Tewasnya Gembong Musyrikin Quraisy: Umayyah bin Khalaf
Matinya Umayyah bin Khalaf
Di antara tanda kenabian junjungan kita Nabi Muhammad shallallahu ‘alaihi wa sallam, adalah apa yang disebutkan para sahabatnya yang mulia, ketika di Madinah, Beliau memperlihatkan kepada mereka orang-orang yang akan tewas di Badar dengan menyatakan, “Ini tempat kematian fulan besok, Insya Allah dan ini tempat kematian fulan.”
Di antara anugerah penghormatan Allah Subhanahu wa Ta’ala bagi Rasul-Nya bahwa tempat-tempat kematian kaum musyrikin tidak meleset dari yang beliau tunjukkan.
Demikianlah, salah seorang sahaat yang mulia Sa’ad bin Mu’adz al-Anshari radhiallahu ‘anhu telah memahami apa yang dikatakan Rasulullah shallallahu ‘alaihi wa sallam tentang kematian penyanjung syirik dari Quraisy di Badr. Sa’ad bin Mu’adz radhiallahu ‘anhu teman Umayyah bin Khalaf di Mekah, kematian Umayyah masih terekam dalam ingatan Sa’ad. Dia mengabarkan hal itu kepadanya, lantas Umayyah merasa gentar dan takut.
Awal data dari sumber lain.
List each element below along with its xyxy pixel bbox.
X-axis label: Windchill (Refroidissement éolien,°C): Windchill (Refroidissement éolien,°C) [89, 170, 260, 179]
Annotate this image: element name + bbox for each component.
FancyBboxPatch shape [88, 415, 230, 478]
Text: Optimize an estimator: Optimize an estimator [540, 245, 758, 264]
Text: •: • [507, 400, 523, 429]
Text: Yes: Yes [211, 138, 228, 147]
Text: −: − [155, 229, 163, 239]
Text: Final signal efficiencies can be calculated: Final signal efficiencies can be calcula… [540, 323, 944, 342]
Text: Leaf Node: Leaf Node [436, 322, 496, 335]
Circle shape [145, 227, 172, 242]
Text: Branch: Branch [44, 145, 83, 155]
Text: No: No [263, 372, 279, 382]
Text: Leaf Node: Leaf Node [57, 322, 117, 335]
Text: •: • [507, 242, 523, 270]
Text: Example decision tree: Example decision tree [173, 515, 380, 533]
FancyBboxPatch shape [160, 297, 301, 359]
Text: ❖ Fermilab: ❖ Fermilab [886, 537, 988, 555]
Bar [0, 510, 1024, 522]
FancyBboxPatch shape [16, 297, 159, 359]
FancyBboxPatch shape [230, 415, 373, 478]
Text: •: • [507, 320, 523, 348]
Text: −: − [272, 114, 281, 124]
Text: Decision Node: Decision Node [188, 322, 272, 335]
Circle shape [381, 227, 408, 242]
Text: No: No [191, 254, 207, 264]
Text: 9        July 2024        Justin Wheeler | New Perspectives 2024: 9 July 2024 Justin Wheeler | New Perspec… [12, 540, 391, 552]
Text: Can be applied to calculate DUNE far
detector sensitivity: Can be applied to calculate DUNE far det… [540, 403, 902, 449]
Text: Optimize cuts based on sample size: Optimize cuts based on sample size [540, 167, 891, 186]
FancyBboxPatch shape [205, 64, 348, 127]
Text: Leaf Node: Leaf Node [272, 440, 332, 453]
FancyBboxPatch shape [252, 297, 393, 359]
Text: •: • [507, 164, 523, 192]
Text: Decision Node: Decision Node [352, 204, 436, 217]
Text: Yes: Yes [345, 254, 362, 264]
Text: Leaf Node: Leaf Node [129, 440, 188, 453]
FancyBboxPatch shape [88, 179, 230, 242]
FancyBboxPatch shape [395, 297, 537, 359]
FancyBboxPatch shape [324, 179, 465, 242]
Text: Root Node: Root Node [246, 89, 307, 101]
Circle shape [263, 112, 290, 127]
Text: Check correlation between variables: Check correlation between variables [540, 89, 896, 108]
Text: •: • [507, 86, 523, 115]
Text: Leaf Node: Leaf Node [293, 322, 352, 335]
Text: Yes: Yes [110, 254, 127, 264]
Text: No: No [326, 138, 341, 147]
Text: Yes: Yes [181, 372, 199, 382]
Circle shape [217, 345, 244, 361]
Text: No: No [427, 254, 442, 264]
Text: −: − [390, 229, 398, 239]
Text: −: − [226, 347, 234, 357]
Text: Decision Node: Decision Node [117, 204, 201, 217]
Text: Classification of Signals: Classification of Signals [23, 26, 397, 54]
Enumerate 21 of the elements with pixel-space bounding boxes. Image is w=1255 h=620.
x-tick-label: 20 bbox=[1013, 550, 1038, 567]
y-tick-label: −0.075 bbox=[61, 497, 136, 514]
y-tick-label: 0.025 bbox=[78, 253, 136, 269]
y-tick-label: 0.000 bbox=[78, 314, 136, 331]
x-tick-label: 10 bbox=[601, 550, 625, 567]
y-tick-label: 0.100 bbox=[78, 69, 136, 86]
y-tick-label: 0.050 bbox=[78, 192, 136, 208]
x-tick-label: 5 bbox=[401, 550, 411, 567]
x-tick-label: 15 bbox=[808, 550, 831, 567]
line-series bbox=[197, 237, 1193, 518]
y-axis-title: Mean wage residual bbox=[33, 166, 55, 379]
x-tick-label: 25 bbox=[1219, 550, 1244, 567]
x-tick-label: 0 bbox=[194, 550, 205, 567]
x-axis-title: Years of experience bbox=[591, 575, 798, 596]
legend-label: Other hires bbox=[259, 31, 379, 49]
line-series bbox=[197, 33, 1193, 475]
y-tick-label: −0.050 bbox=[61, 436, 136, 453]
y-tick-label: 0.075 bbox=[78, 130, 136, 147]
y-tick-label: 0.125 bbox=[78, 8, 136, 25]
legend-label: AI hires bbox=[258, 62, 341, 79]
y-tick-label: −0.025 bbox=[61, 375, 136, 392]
Adapun kisah terbunuhnya Umayyah bin Khalaf, telah diriwayatkan oleh Imam al-Bukhari rahimahullah dalam shahihnya dengna sanad dari Amr bin Maimun, dia mendengar Abdullah bin Mas’ud radhiallahu ‘anhu berkata, bahwa Sa’ad bin Muadz radhiallahu ‘anhu mengabarkan kepadanya, kemudian Ibnu Mas’ud radhiallahu ‘anhu berkata,
“Sa’ad bin Mu’adz radhiallahu ‘anhu adalah teman Umayyah bin Khalaf, apabila Umayah lewat Madinah dia mampir ke Sa’ad. Dan kebalikannya, apabila Sa’ad melewati Mekah dia mampir ke Umayyah.
Tatkala Rasulullah shallallahu ‘alaihi wa sallam datang ke Madinah, Sa’ad pergi menunaikan umrah lantas dia mampir ke Umayyah di Mekah seraya berkata, ‘Caarilah untukku saat yang sepi barangkali aku bisa melakukan thawaf di Ka’bah.’
Maka tak lama kemudian keduanya keluar pertengahan siang, keduanya bertemu dengan Abu Jahal. Dia berkata, ‘Siapa yang bersamamu wahai Abu Sufyan?’
Umayyah menjawab, ‘Dia adalah Sa’ad.’
Abu Jahal berkata kepadanya, ‘Sungguh aku melihatmu thawaf di Mekah denan aman, sedang kalian yang menampng para pemeluk agama baru, kalian mengira bahw akalian telah meolong dan mengayomi mereka. Ketahuilah bahwa kalau sekiranya engkau tidak bersama Abu Sufyan engkau tidak akan pulang selamat kembali ke rumah.’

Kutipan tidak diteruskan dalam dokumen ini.